Dia menjelaskan, kondisi perekonomian Norwegia sangat bergantung pada sektor perminyakan dan pelayaran. Sementara, dua sektor tersebut tengah mengalami perlambatan dan terus tergerus sejak dua tahun belakangan.

"‎Norwegia sangat bergantung pada sektor perminyakan dan pelayaran. Dimana kedua sektor tersebut terus tergerus sejak dua tahun ini. Yunani masih memiliki pariwisata (yang bisa diandalkan), sementara Norwegia tidak ada," imbuh dia.

Setali tiga uang, Indonesia kini juga dihantui dengan penurunan harga komoditas dan minyak dunia di pasar global. Sebab, sektor migas dan pertambangan selama ini masih menjadi salah satu andalan untuk mendongkrak pertumbuhan ekonomi nasional.

(Baca: Industri Pelayaran RI Ambruk Akibat Krisis Ekonomi Global)

‎Parahnya lagi, Indonesia juga dibayangi dengan perlambatan ekonomi yang terjadi di China.‎ Industri pelayaran yang selama ini merasakan kenikmatan dari perekonomian China yang gemilang pun harus gigit jari. Apalagi harga komoditas dan minyak dunia yang ambruk juga membuat industri pelayaran nasional semakin tertekan.

"‎Kami mendapat laporan banyak kapal-kapal dan armada nasionalnya ambruk.

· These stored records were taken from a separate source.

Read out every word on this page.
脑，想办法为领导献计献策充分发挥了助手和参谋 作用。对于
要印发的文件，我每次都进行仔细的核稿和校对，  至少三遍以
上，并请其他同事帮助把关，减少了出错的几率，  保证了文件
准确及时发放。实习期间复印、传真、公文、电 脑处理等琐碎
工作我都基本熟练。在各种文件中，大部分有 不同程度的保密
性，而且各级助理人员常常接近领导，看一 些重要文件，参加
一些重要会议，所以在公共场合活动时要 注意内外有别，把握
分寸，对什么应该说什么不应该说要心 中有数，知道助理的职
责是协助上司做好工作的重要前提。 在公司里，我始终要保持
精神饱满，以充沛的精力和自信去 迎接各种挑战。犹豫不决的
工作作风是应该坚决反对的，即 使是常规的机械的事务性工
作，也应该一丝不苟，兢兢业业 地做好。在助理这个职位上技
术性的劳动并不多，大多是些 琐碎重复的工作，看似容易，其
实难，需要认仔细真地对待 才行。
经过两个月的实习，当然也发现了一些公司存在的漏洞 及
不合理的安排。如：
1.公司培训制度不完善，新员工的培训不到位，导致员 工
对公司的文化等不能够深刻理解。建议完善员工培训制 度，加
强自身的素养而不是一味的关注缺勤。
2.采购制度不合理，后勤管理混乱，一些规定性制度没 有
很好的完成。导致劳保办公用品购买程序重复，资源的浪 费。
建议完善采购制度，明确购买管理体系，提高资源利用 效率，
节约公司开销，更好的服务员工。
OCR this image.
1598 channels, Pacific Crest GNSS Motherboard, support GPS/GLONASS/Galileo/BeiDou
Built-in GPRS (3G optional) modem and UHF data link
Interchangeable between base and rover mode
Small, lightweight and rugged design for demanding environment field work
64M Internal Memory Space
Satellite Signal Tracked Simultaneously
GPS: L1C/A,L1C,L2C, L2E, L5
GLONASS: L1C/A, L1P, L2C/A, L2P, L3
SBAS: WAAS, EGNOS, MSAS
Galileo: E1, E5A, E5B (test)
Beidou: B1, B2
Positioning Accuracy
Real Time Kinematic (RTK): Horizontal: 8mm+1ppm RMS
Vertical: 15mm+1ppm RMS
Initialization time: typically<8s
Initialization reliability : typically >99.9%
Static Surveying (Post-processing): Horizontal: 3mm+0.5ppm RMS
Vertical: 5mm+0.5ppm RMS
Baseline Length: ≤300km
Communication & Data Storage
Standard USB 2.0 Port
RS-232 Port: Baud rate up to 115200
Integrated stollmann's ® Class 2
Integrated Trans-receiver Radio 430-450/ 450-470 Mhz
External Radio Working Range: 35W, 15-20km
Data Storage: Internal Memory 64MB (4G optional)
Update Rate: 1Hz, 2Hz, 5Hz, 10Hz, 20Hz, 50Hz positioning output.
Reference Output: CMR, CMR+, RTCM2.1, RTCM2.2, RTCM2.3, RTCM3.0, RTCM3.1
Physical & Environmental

Contoh, jenis kapal tongkang batubara yang idle (tidak beroperasi) sekitar 60%, kapal general kargo‎ 40%, kapal migas 60%. Sisanya tetap beroperasi tapi mengalami kerugian," tandasnya.
(ven)
Copyright ©2024 SINDOnews.com
All Rights Reserved
berita/ rendering in 0.4026 seconds (0.1#10.140)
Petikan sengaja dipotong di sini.